Le S&D est bien décidé à rejeter toute initiative de la Commission pour la reconnaissance de la Chine comme économie de marché à l’Organisation mondiale du commerce (OMC). « Pour l’instant, les conditions de finalisation d’un accord du trilogue ne sont pas réunies », insiste l’eurodéputé.

La Commission a préparé un rapport de 400 pages sur les distorsions de la production en Chine dans quatre secteurs : l’acier, l’aluminium, la céramique et les produits chimiques. Elle propose une alternative aux méthodes antidumping actuellement appliquées à l’économie chinoise, puisque celles-ci ne pourront plus être appliquées une fois la Chine officiellement reconnue comme une économie de marché. Cette méthodologie implique notamment de transposer certaines charges de preuve à l’UE.

« Nos limites sont claires. Nous exigeons qu’aucune charge de preuve supplémentaire ne soit imposée à l’industrie européenne. Le dumping social et environnemental devrait être pris en compte », explique Gianni Pittella.

Les entreprises et emplois européens ont été mis à rude épreuve par des excès de capacité de production croissants, et subventionnés en Chine, surtout dans le secteur sidérurgique.

Ces dernières années, l’Europe a ainsi été inondée de produits très bon marché, vendus en deçà des coûts de production. Ces produits nuisent évidemment à la compétitivité de l’industrie européenne et des centaines de milliers d’emplois ont été supprimés dans le secteur.
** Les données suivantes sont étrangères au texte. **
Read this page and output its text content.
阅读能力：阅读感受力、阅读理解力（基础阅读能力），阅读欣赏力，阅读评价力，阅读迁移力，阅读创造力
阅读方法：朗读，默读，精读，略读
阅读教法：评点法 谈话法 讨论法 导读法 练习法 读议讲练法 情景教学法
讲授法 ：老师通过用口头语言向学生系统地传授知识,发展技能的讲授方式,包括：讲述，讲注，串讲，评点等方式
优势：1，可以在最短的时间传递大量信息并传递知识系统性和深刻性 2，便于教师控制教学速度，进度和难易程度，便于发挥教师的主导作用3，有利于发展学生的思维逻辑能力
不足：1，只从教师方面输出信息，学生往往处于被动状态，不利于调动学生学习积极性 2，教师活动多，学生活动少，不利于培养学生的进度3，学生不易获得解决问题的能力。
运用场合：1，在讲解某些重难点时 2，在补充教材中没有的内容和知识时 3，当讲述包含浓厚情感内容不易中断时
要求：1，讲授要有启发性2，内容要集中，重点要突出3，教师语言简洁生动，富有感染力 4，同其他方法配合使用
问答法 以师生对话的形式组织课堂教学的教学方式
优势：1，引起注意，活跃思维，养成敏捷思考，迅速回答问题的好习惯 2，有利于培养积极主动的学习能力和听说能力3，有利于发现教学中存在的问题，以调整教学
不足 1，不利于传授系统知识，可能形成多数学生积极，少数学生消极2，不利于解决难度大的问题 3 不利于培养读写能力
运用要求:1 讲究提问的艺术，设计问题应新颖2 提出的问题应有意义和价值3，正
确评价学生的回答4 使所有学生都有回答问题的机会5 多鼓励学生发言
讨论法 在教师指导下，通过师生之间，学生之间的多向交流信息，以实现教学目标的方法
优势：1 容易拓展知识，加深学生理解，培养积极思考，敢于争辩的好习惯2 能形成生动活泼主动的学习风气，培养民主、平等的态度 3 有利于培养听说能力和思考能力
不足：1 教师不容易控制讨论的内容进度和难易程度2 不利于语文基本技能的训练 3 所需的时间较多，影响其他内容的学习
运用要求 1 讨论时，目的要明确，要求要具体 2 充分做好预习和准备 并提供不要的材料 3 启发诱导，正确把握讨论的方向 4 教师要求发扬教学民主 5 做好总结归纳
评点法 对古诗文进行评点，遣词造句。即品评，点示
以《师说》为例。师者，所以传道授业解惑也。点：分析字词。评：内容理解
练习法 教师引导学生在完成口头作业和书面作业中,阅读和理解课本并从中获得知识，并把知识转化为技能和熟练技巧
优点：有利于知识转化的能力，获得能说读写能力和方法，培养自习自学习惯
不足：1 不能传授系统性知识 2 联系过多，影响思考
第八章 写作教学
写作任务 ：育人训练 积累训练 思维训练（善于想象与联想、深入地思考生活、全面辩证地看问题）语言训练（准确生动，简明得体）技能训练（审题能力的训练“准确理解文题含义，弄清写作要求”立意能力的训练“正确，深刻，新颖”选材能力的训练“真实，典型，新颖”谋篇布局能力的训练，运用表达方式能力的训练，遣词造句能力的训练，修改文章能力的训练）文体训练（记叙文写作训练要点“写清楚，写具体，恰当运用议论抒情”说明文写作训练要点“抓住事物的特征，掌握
Les eurodéputés socialistes sont soutenus par Antonio Tajani, président du Parlement, qui a été commissaire à l’industrie et montre un grand intérêt pour le dossier. La semaine dernière, il a confirmé que le Parlement n’accepterait pas une réglementation qui impose davantage de charges de la preuve au côté européen.

Antonio Tajani et le rapporteur parlementaire, Salvatore Cicu (également élu italien du PPE) ont ainsi clairement assuré qu’il n’y aurait « pas d’accord » si la réglementation proposée ne protège pas réellement les producteurs européens.

En coulisse, le président de la Commission, Jean-Claude Juncker, fait cependant pression pour qu’un accord sur une nouvelle méthodologie de lutte contre le dumping soit adopté avant son discours sur l’état de l’union, le 13 septembre. Il compte en effet se concentrer sur le commerce.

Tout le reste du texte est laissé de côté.